Pesta Seks Swinging dan Risiko Kesehatan Seksual

Pesta Seks Swinging dan Risiko Kesehatan Seksual

“Bukan pria yang berselingkuh, tak boleh ada yang terlalu muda atau terlalu tua, selalu pakai kondom, dan kami tak mau berhubungan seks saat pertama kali bertemu.”

Kalimat di atas dimuat dalam laman The Guardian dikirim oleh seorang istri yang mengaku melakukan praktik tukar-pasangan atau swinging. Sementara swinger, julukan yang disematkan pada pasangan atau lajang yang memiliki hubungan terbuka, membebaskan pasangannya melakukan hubungan seksual dengan orang lain. Mereka mendapatkan kepuasan ketika melihat atau melakukan aktivitas seks bersama pasangan lain.

Seperti yang kembali dituliskan si perempuan, ‘Kami melakukannya satu atau dua kali dalam sebulan. Setelah melakukannya, kami pulang dan melakukan seks yang membara.’

Suaminya, kala itu meminta sang istri melakukan hubungan intim bersama pria lain. Mereka mencari partner swing secara online. Profesi swinger yang mereka temui beragam, mulai dari guru, dokter, hingga banker.

“Tak ada jatuh cinta, tak ada cemburu,” akunya.

Selain mendapat kenikmatan menonton pasangan berhubungan seks dengan orang, ada beberapa alasan lain pada pelaku swinger. Salah satunya dikarenakan ketidakpuasan seksual dari pasangan resminya. Bisa jadi karena lelah atau sedang dalam masa jeda setelah melahirkan.

Namun, terlepas dari itu semua, aktivitas swinging cukup berisiko. Syarat yang diajukan sang perempuan dalam tulisannya di The Guardian menunjukkan ia menjaga diri dari risiko infeksi menular seksual (IMS) yang bisa ditimbulkan.

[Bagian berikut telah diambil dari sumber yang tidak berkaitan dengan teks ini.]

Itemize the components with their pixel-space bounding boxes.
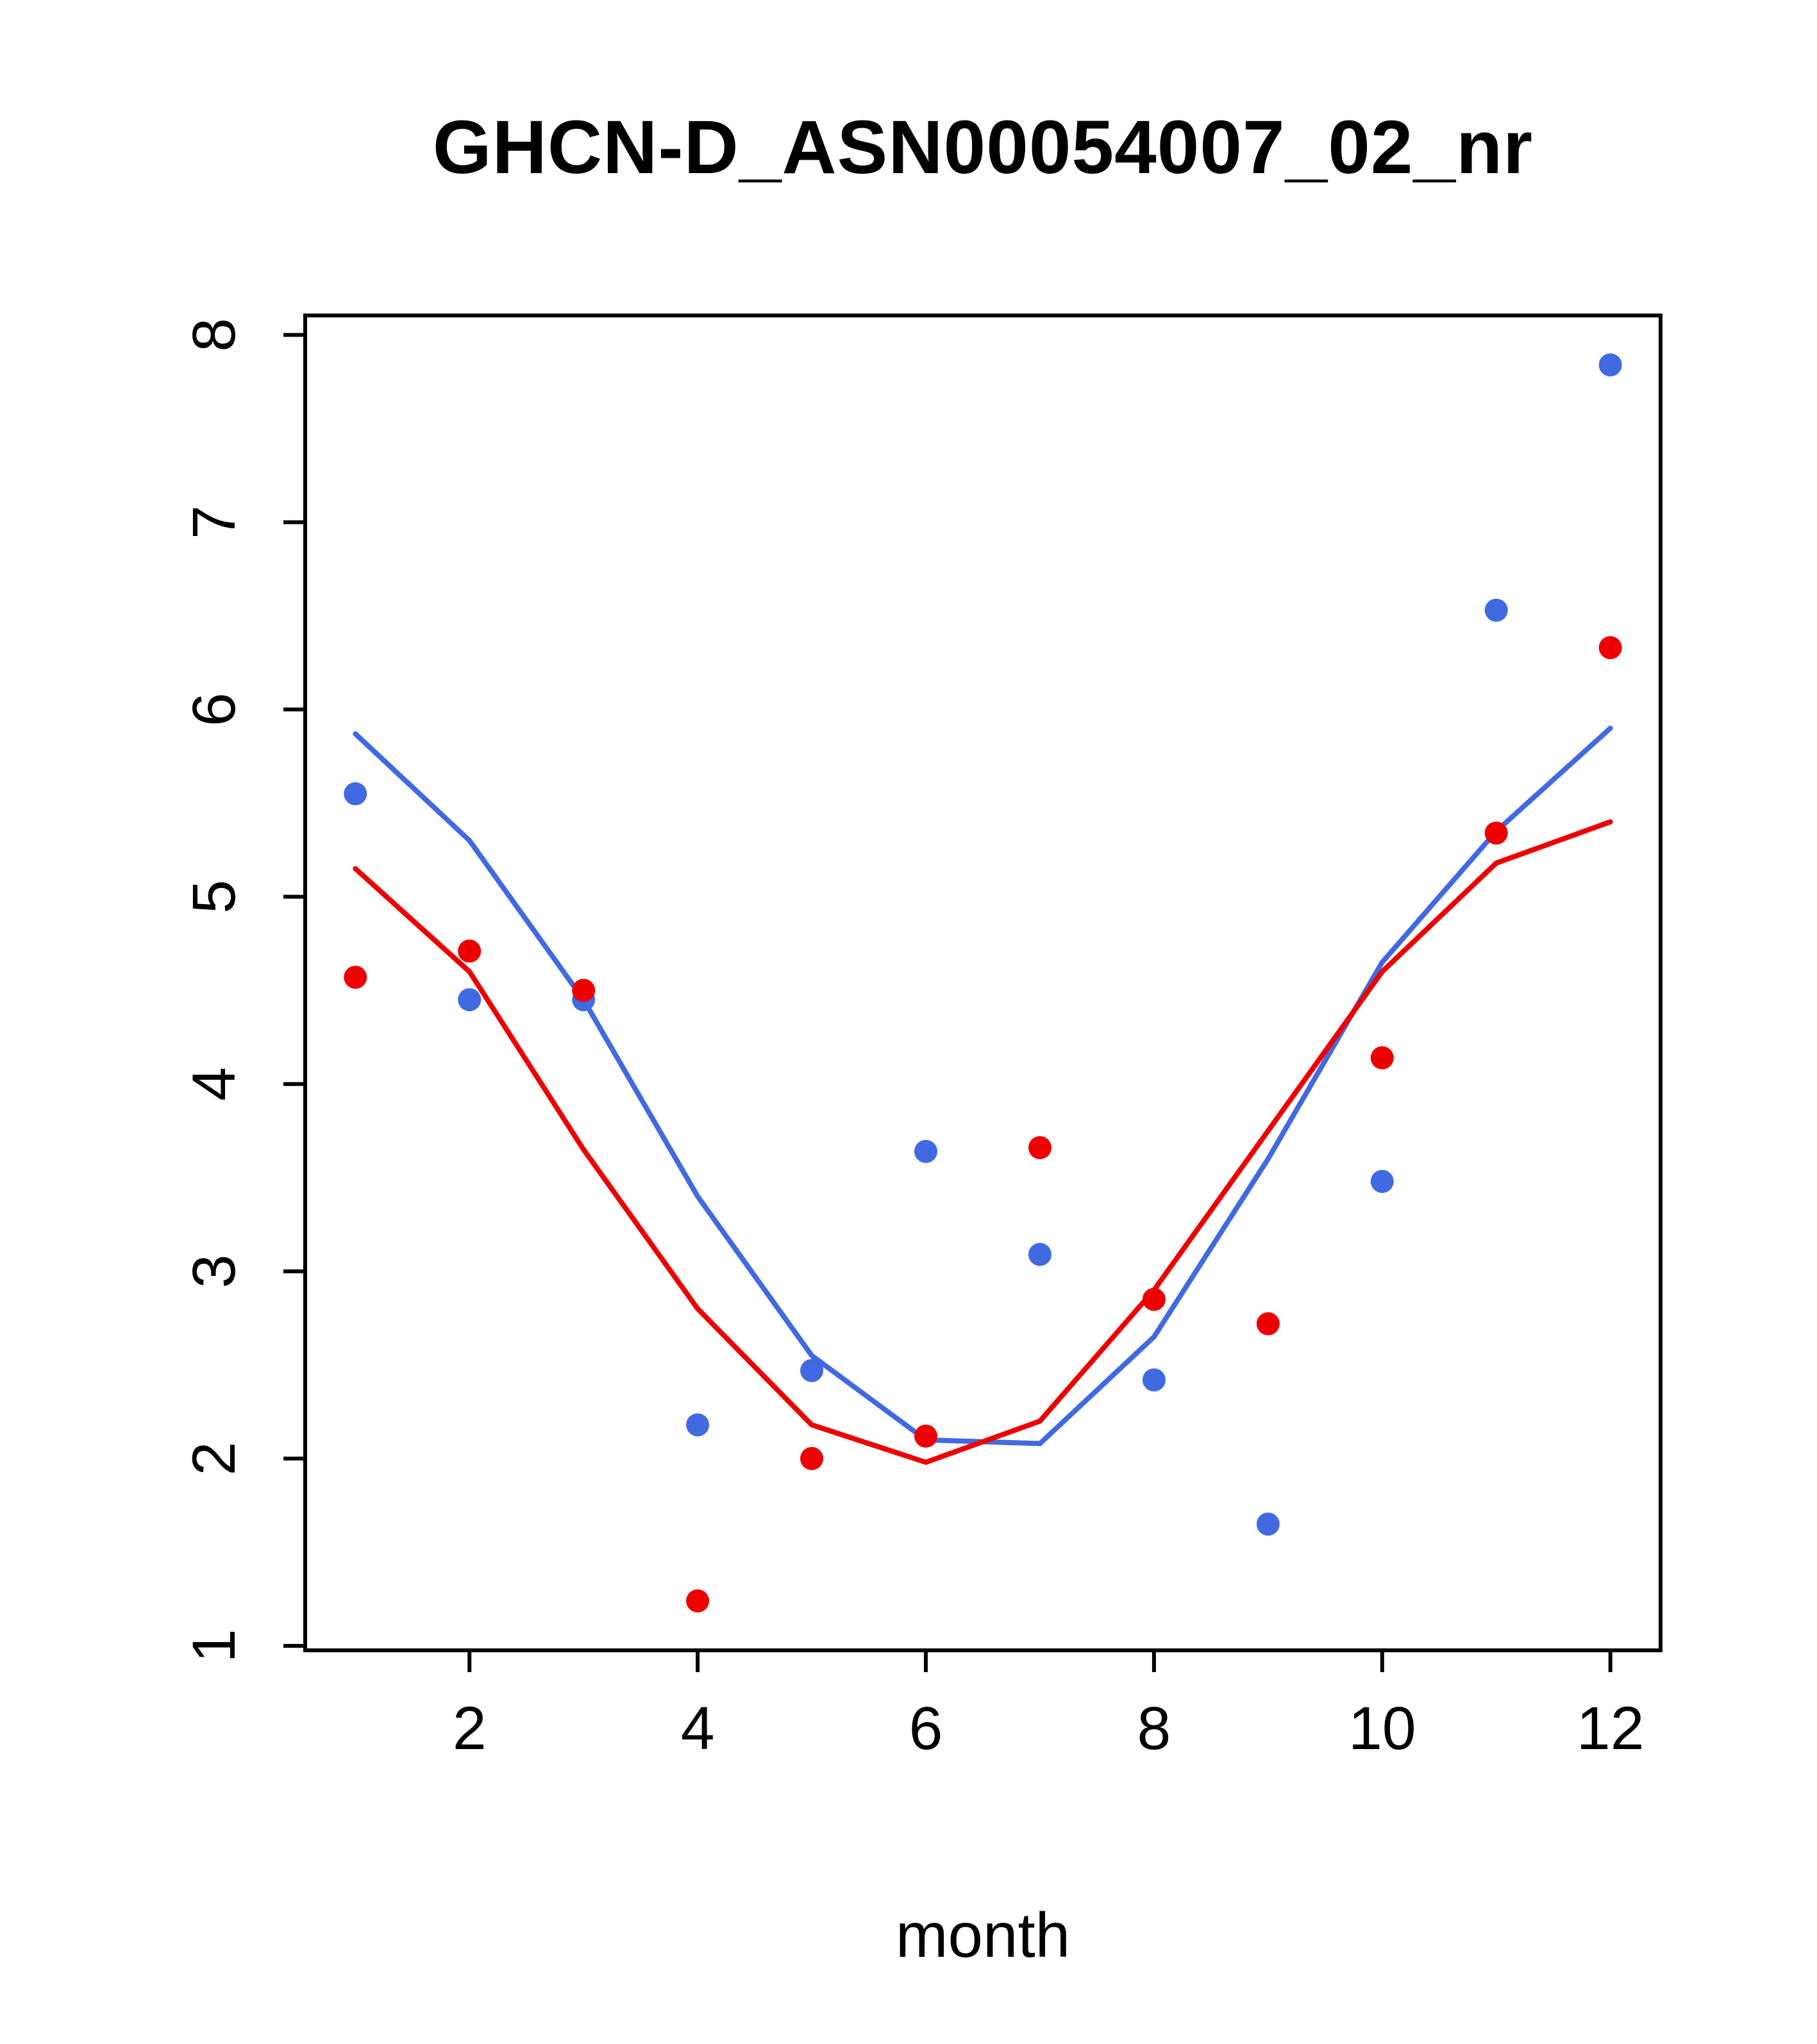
blue-points-point — [1598, 353, 1622, 377]
blue-points-point — [686, 1413, 710, 1437]
red-points-point — [572, 978, 596, 1002]
red-points-point — [344, 966, 367, 989]
y-tick-label: 1 — [180, 1629, 248, 1663]
blue-points-point — [1028, 1243, 1051, 1266]
red-points-point — [1142, 1287, 1166, 1311]
y-tick-label: 4 — [180, 1067, 248, 1101]
y-tick-label: 5 — [180, 880, 248, 914]
red-points-point — [1370, 1046, 1394, 1069]
blue-points-point — [344, 782, 367, 805]
red-points-point — [686, 1589, 710, 1613]
red-points-point — [1484, 821, 1508, 845]
x-tick-label: 6 — [909, 1695, 943, 1763]
x-tick-label: 4 — [681, 1695, 715, 1763]
x-axis-label: month — [895, 1900, 1071, 1970]
blue-points-point — [1256, 1512, 1280, 1536]
blue-points-point — [914, 1139, 938, 1163]
red-points-point — [800, 1446, 824, 1470]
chart-title: GHCN-D_ASN00054007_02_nr — [432, 105, 1534, 190]
y-tick-label: 8 — [180, 318, 248, 352]
y-tick-label: 7 — [180, 505, 248, 539]
x-tick-label: 8 — [1137, 1695, 1171, 1763]
blue-points-point — [1142, 1368, 1166, 1392]
blue-points-point — [1370, 1169, 1394, 1193]
blue-points-point — [458, 988, 481, 1012]
plot-box — [303, 314, 1662, 1652]
blue-points-point — [1484, 598, 1508, 622]
x-tick-label: 10 — [1348, 1695, 1416, 1763]
red-points-point — [1598, 636, 1622, 660]
red-smooth-line — [353, 819, 1613, 1465]
red-points-point — [1256, 1312, 1280, 1336]
x-tick-label: 12 — [1577, 1695, 1645, 1763]
y-tick-label: 6 — [180, 692, 248, 726]
red-points-point — [1028, 1136, 1051, 1160]
red-points-point — [458, 939, 481, 963]
blue-points-point — [800, 1359, 824, 1382]
y-tick-label: 3 — [180, 1254, 248, 1288]
x-tick-label: 2 — [453, 1695, 487, 1763]
y-tick-label: 2 — [180, 1441, 248, 1475]
red-points-point — [914, 1424, 938, 1448]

Sebuah penelitian di Belanda menyatakan para swinger heteroseksual berisiko mengalami penyakit menular seksual sebanding dengan pria gay atau biseksual. Keduanya dianggap kelompok berisiko tinggi mengidap penyakit herpes, infeksi yang disebabkan oleh virus.

Mereka juga berisiko terkena HIV yang merupakan virus penyebab AIDS. Virus ini menyerang imunitas, sehingga tubuh menjadi lemah dalam melawan infeksi. Swinger juga berisiko menderita klamidia, penyakit menular seksual yang salah satunya disebabkan hubungan seks tanpa kondom. Masalah kesehatan ini kerap diderita perempuan muda yang aktif secara seksual. Terakhir, gonore atau kencing nanah, yang umumnya disebabkan oleh bakteri Neisseria gonorrhoeae.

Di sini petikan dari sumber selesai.